I grew up in Houston, TX and studied sociology at The University of Texas at Austin. There, I was the editor-in-chief of the first ever undergraduate sociology research journal, Sociological Insight. Since then, I’ve been conducting research at Stanford University, where I’m currently a PhD candidate in sociology (expected in spring 2020). I also serve as a regional director on the American Voices Project, a 5,000-household nation-wide qualitative study run by Stanford’s Center on Poverty and Inequality.

My research focuses on the intersections of gender, family, and work. I’m interested in how men and women negotiate the division of paid work and household labor. I design survey experiments to understand public opinion on gender roles within the family and labor market. I’ve also done research on gender roles in same-sex and different-sex romantic relationships, looking at variation in relationship transitions and sexual behavior.

Last year, I was a graduate fellow at Stanford’s Clayman Institute for Gender Research and the Institute for Research in the Social Sciences (IRiSS).
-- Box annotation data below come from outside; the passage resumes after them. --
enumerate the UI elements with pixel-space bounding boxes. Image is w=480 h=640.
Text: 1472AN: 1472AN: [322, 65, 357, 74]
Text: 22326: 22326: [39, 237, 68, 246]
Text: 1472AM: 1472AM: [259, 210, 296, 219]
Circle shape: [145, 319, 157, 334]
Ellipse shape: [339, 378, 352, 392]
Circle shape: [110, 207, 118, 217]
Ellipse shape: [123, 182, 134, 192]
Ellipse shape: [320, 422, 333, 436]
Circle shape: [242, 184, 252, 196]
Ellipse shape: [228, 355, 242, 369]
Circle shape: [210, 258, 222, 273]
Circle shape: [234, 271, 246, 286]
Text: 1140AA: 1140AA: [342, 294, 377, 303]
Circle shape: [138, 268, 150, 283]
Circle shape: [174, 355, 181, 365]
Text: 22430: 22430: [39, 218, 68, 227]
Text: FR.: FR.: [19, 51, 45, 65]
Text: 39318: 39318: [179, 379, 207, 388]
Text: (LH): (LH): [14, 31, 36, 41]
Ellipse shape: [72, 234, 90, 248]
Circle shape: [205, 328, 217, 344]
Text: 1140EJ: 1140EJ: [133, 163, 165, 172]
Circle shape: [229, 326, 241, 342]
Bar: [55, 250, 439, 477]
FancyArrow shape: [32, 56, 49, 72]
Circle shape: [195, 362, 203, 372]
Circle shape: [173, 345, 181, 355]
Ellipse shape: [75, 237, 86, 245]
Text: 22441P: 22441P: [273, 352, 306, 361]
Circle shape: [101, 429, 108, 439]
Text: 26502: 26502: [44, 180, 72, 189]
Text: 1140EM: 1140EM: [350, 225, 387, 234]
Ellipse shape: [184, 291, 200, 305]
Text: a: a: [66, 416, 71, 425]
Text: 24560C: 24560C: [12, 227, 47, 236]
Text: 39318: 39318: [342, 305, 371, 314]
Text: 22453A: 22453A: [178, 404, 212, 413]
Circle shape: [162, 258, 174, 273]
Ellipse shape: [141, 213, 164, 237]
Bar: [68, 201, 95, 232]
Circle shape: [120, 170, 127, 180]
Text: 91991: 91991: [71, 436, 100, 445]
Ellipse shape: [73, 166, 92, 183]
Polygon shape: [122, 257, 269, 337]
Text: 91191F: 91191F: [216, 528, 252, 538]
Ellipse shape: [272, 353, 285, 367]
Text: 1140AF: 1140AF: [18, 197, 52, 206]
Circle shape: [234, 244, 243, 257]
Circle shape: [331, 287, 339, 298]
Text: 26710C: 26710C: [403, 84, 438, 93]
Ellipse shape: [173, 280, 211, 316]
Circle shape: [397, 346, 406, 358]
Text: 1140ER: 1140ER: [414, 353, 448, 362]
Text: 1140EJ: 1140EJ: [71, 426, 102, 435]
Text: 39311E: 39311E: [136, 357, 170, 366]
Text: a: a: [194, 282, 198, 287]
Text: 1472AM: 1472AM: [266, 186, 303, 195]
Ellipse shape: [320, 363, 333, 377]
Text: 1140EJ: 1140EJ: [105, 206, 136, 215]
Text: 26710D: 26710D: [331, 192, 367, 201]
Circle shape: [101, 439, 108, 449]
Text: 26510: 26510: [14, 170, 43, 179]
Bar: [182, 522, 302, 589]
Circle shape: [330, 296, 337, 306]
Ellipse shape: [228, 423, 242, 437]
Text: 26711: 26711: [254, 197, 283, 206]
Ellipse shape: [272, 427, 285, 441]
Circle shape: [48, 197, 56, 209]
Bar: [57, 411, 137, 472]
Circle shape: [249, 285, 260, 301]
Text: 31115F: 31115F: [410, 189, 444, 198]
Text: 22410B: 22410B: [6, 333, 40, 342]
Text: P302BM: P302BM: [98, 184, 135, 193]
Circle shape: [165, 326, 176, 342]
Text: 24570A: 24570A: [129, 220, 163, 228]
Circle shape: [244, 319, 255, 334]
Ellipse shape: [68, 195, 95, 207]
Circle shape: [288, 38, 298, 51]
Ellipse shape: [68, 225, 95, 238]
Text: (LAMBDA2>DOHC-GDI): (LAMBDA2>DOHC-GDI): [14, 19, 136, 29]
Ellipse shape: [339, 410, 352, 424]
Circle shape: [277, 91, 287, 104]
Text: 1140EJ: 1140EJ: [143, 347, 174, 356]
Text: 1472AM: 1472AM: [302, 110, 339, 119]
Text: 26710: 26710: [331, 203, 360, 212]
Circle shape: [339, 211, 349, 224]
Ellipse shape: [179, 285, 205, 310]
I’ve also worked with Professor Michael Rosenfeld in collecting qualitative and quantitative data on romantic relationships, through the project How Couples Meet and Stay Together (HCMST). Additionally, I’ve been involved in a number of interdisciplinary research groups, including the Laboratory for the Study of American Values, led by Professors Paul Sniderman and Mike Tomz, and the Political Psychology Research Group (PPRG), led by Professor Jon Krosnick.

My work has been supported with funding from the Stanford Center on Poverty and Inequality (CPI) as well as Stanford’s Diversity Dissertation Research Opportunity (DDRO) and Graduate Research Opportunity (GRO).